Можно очень многое терять, но в то же время можно навсегда сохранить утерянное внутри. В этом и заключается свобода – не обладая чем-то физически, материально, его невозможно утратить, отнять, забрать.
Дневник войны, глава 139. Еда, как форма памяти
Украинская журналистка специально для читателей «Салідарнасці» описывает, чем живет Украина, переживающая второй год полномасштабной российско-украинской войны. Теперь – почему для некоторых сейчас особенно вкусны сырники, и в чем внучка превращается в бабушку.
Война – это всегда про утрату. Она многих и многое отнимает. Часто – навсегда.
Помню, еще будучи подростком, где-то прочитала фразу о том, что «свобода – это иметь то, что больше всего желаешь, но не обладать им». Тогда такое определение одного из самых важных составляющих жизни мне выдалось интересным, но все же и несколько запутанным. Мне казалось, что слова «иметь» и «не обладать» это противоречие, антагонизм. Как они одновременно могут быть одним целым?
Война показала, что могут. Особенно, если речь про память и воспоминания.
Я помню, как мой друг рассказывал о еде, в которую зашито само время. С началом полномасштабной войны он перебрался жить на работу, в больницу. Когда спустя месяц смог вырваться домой за вещами, обнаружил в холодильнике тарелку с сырниками.
Конечно, они внешне мало уже напоминали блюдо, но сам факт того, что их приготовили еще до войны, трогал сердце и переносил в мирное время. Сейчас он часто себе их готовит, потому что для него это индивидуальная форма памяти нормальной жизни до войны.

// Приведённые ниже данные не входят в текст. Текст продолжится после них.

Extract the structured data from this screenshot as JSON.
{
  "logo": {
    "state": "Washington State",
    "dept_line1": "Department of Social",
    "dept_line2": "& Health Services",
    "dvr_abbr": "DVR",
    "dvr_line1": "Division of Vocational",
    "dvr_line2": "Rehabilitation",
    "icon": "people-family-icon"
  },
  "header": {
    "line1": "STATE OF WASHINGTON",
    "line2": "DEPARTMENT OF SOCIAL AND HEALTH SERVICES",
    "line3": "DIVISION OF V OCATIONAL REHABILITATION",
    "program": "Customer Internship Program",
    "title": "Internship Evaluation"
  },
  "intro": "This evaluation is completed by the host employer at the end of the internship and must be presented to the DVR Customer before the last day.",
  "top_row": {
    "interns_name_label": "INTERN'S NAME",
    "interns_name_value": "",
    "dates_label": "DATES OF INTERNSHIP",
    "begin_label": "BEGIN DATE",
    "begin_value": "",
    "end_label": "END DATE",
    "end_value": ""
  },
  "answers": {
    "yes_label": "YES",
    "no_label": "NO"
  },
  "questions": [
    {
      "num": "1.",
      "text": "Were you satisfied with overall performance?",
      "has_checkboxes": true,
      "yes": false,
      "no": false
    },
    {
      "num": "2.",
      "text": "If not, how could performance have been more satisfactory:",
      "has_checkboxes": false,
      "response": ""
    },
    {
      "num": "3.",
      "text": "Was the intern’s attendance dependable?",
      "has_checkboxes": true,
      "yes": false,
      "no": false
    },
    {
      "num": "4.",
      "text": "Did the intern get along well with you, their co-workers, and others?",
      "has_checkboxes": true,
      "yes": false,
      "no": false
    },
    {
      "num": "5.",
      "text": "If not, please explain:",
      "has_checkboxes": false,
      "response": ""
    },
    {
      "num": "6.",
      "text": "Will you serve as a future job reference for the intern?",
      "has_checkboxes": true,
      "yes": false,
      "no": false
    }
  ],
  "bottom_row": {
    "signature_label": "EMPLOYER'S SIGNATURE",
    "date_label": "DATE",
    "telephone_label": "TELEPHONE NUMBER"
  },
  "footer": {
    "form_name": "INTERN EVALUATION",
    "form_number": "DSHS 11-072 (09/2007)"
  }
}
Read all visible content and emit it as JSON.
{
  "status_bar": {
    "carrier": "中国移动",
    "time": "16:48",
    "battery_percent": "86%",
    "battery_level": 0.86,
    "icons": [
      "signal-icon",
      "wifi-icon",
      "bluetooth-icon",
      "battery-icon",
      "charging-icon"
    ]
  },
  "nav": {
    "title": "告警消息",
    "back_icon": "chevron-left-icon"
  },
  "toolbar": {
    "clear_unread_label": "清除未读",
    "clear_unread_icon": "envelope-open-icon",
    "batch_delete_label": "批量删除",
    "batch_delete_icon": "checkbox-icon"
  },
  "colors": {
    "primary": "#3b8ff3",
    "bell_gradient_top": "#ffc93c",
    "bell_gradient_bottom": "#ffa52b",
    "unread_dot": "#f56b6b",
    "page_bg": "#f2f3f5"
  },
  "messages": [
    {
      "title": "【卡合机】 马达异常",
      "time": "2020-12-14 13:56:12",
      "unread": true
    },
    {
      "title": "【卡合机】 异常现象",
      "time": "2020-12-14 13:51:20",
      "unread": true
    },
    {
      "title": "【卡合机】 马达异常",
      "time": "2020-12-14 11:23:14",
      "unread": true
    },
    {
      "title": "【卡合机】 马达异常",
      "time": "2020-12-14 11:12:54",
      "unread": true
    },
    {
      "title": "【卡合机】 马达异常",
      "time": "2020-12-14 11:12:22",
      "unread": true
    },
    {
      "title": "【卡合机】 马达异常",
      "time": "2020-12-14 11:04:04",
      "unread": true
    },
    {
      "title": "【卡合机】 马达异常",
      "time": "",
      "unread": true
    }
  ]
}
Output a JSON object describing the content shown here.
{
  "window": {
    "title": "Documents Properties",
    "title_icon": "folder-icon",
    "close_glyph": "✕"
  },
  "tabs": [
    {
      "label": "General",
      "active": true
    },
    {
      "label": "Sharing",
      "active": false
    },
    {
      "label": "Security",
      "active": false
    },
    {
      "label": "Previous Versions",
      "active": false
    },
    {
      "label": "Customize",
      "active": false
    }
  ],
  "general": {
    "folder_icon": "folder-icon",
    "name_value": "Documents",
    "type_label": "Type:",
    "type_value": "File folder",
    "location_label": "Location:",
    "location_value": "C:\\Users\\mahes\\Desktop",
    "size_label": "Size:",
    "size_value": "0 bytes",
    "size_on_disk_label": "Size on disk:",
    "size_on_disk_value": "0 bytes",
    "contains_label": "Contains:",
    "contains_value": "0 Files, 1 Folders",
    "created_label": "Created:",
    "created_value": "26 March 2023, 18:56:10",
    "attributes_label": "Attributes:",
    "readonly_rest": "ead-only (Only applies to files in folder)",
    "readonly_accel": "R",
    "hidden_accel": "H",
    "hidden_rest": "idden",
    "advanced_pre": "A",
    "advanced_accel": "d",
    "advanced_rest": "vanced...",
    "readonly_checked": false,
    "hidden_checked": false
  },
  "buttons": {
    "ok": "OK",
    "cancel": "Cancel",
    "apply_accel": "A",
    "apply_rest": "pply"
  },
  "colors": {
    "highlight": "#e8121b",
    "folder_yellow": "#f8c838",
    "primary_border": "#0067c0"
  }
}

И такое, наверное, есть у каждого из нас. Я обожаю вареники со свежими июньскими вишнями, сдобренные медом и сливками. Это еда – воспоминание из моего детства и летних каникул у бабушки с дедушкой. Когда я их сейчас готовлю, то снова ощущаю себя той маленькой девочкой, любимой внучкой.
А еще я помню, как бабушка всегда заготавливала сухари в кладовке и сушила сушку из янтарных абрикос на крыше летней кухни. Меня в детстве это очень удивляло и даже немного смешило. Зачем? Ведь хлеб всегда можно купить в магазине. Зачем хранить его черствые корочки.
Моя бабушка пережила голодоморы и войну.
А теперь я сама, как моя бабушка, делаю запасы на случай экстренной ситуации в войну. Доедаю в тарелке все, даже если уже не хочется. Я помню начало войны и мысли о том, когда в следующий раз удастся поесть. Я хожу в супермаркет за обыденными продуктами на день, но каждый раз выхожу с банкой консервов и пачкой орешков – не дай Бог пригодится.
Теперь я сама переживаю войну.
И хлеб сейчас – это не просто хлебобулочное изделие, учитывая, какой ценой он добывается. Я знаю цену фермерского труда. Я знаю, что такое сбор урожая зерна с полей.
Мой дедушка был комбайнером. Меня с самого детства приучали, что хлеб – это святое. Потому что за ароматной и хрустящей корочкой – бесценный труд: от выращивания и до замеса теста. Я знаю, что такое техническая готовность зерна, знаю, что такое урожай, что измеряется тоннами на гектар. Я помню, как важно успеть скосить до первой росы, иначе потом зерно быстро испортится.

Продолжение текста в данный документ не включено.